Sociedade Psicanalítica de Porto Alegre (SPPA)

ANO 22 • • Nº 42

ÓRGÃO OFICIAL DA SOCIEDADE PSICANALÍTICA DE PORTO ALEGRE

Porto Alegre | RS

Avanços, Limites e Ameaças da Inteligência Artificial

  • Atividade Científica “Ética e Chat GPT” contou com a participação do biólogo José Roberto Goldim (sentado), e da psicanalista Caroline Buzzatti Machado (sentada, à esquerda). Na foto, os convidados com a diretoria da SPPA

Desemprego, falta de privacidade, riscos de segurança, concentração de poder e perda da conexão humana são preocupações que sempre vinham à tona quando o assunto em debate era a Inteligência Artificial (IA). No entanto, o temor ganhou força no início deste ano, quando uma carta assinada por mais de mil pessoas e organizações, incluindo o empresário americano Elon Musk e o historiador Yuval Harari, alertava para os riscos que a IA podia trazer à sociedade. Afinal, será que a humanidade corre o risco de perder o controle sobre a sua vida? O tema foi debatido na Atividade Científica “Ética e Chat GPT”, realizada em agosto pela Sociedade Psicanalítica de Porto Alegre (SPPA), que contou com a participação do biólogo, doutor, professor e pesquisador de bioética da Universidade Federal do RS (Ufrgs), José Roberto Goldim, e da psicanalista da SPPA, Caroline Buzzatti Machado. Ambos foram convidados pelo Jornal da SPPA para abordar o assunto e trazer mais informações a fim de aprofundar as discussões sobre o futuro da Inteligência Artificial.

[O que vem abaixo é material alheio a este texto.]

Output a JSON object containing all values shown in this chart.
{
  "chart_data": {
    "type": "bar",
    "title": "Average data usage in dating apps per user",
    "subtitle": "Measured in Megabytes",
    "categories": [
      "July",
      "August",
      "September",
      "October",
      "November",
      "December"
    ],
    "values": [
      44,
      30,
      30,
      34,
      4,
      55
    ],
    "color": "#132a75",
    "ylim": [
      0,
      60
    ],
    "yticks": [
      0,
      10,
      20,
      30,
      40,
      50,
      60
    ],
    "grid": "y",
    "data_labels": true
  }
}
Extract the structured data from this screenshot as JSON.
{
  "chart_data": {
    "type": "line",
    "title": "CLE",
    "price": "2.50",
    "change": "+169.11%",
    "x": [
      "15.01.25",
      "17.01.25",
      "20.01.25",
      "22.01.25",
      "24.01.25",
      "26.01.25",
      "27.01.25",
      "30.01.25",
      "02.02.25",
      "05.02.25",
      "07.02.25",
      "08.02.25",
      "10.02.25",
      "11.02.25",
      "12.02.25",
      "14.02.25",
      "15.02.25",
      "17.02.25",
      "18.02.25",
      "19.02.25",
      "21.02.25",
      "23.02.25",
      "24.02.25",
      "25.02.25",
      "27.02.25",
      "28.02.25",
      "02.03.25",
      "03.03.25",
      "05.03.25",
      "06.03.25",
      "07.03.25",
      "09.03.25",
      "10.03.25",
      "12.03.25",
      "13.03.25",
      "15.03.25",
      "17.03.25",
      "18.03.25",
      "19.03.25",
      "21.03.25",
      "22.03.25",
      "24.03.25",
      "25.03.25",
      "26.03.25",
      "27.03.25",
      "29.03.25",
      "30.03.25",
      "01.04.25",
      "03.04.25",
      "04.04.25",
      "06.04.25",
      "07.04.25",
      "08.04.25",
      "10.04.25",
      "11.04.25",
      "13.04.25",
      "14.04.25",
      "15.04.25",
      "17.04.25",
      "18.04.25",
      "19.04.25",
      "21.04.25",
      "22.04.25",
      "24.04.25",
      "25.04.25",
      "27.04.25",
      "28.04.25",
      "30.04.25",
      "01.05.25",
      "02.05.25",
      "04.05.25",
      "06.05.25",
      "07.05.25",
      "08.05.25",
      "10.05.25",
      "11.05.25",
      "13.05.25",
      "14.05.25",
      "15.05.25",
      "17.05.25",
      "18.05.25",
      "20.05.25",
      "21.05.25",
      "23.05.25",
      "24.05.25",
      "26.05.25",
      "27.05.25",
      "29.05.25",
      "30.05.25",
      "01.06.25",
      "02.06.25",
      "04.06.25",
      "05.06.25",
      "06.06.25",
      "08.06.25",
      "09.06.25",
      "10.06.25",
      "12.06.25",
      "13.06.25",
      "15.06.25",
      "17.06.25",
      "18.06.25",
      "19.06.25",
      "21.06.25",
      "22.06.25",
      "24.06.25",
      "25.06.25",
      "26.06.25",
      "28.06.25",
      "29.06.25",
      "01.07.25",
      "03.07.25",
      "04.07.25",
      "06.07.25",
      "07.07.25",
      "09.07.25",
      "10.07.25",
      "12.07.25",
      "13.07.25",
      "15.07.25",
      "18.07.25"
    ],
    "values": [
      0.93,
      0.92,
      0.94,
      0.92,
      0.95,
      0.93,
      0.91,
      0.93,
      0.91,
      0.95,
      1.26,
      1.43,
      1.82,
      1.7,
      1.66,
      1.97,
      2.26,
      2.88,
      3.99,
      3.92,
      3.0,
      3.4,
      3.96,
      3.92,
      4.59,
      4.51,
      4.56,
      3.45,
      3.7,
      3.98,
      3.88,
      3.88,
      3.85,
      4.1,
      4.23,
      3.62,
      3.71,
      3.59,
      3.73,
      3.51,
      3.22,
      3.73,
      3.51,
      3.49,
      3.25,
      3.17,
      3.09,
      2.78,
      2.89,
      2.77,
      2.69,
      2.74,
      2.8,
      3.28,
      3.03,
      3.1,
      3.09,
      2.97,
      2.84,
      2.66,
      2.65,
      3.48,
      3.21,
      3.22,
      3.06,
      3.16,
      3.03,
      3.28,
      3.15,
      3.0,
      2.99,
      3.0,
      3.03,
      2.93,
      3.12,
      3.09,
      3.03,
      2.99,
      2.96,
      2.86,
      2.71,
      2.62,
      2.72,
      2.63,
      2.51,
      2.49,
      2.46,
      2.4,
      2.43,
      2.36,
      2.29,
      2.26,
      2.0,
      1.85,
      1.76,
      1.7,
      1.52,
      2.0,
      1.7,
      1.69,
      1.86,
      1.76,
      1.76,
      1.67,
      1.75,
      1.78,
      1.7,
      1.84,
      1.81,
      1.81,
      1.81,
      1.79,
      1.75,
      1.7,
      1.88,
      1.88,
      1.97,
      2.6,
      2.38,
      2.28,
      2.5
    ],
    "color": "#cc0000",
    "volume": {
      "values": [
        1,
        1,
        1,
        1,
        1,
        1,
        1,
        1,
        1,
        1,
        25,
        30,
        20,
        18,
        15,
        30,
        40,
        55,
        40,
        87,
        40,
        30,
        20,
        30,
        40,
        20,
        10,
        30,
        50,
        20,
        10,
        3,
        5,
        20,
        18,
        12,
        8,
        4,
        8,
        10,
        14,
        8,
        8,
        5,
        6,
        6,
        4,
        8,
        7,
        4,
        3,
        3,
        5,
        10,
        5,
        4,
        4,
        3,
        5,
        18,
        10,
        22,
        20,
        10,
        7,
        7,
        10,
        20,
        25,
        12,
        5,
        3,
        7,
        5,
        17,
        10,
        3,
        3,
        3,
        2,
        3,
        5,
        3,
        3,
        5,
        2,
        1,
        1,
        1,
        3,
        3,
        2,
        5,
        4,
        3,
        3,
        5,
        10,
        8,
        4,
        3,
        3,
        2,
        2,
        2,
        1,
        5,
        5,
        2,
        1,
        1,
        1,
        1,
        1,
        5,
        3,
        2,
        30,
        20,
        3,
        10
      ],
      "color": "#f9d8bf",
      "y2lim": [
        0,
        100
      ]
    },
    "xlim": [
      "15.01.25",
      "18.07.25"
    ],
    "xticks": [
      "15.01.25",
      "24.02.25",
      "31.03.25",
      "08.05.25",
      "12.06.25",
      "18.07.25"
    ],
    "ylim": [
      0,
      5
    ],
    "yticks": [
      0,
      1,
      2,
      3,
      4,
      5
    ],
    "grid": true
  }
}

Para o professor José Roberto Goldim, a ameaça à democracia, que extrapola os termos da carta citada, é clara e real. Segundo ele, a disseminação de informações em grande escala e em velocidade crescente gera uma saturação de informações. Ele aponta Byung-Chul Han, filósofo coreano e catedrático da Universidade de Berlim, como o autor que tem melhor abordado a questão. “Ele criou o termo Infocracia para denominar este fenômeno. A seleção de informações gerada pelos algoritmos das redes sociais e dos sites de busca acaba por dar uma visão extremamente estreita da realidade. O contraditório fica quase que eliminado, existindo apenas a reiteração do que se sabe e se pensa. É a eliminação do desafio, do desconforto, pois apenas a mesma matriz de conhecimentos se repete. A discussão fica substituída pela simples repetição de ideias e noções, e a ausência de discussão gera uma perda de reflexão”, assinala.

O filósofo coreano também é citado por Caroline Buzzatti para falar sobre o poder soberano das mídias que detém a tecnologia da informação, gerando uma dominação sobre a nossa percepção, a nossa relação com o mundo e a nossa convivência. Ela lembra que, segundo Byung-Chul Han, estamos na era pós-factual, sem o compromisso com a realidade, apenas com o objetivo de entreter, engajar, chamar atenção. A psicanalista salienta que o excesso de informação nos embriaga. “Anteriormente, a informação chegava pelos livros, e os leitores eram os maiores detentores do conhecimento. Essa lógica mudou, hoje o excesso de informação por vezes nos emburrece e nos coloca na pós-verdade. A distinção entre ficção e realidade desaparece”, analisa.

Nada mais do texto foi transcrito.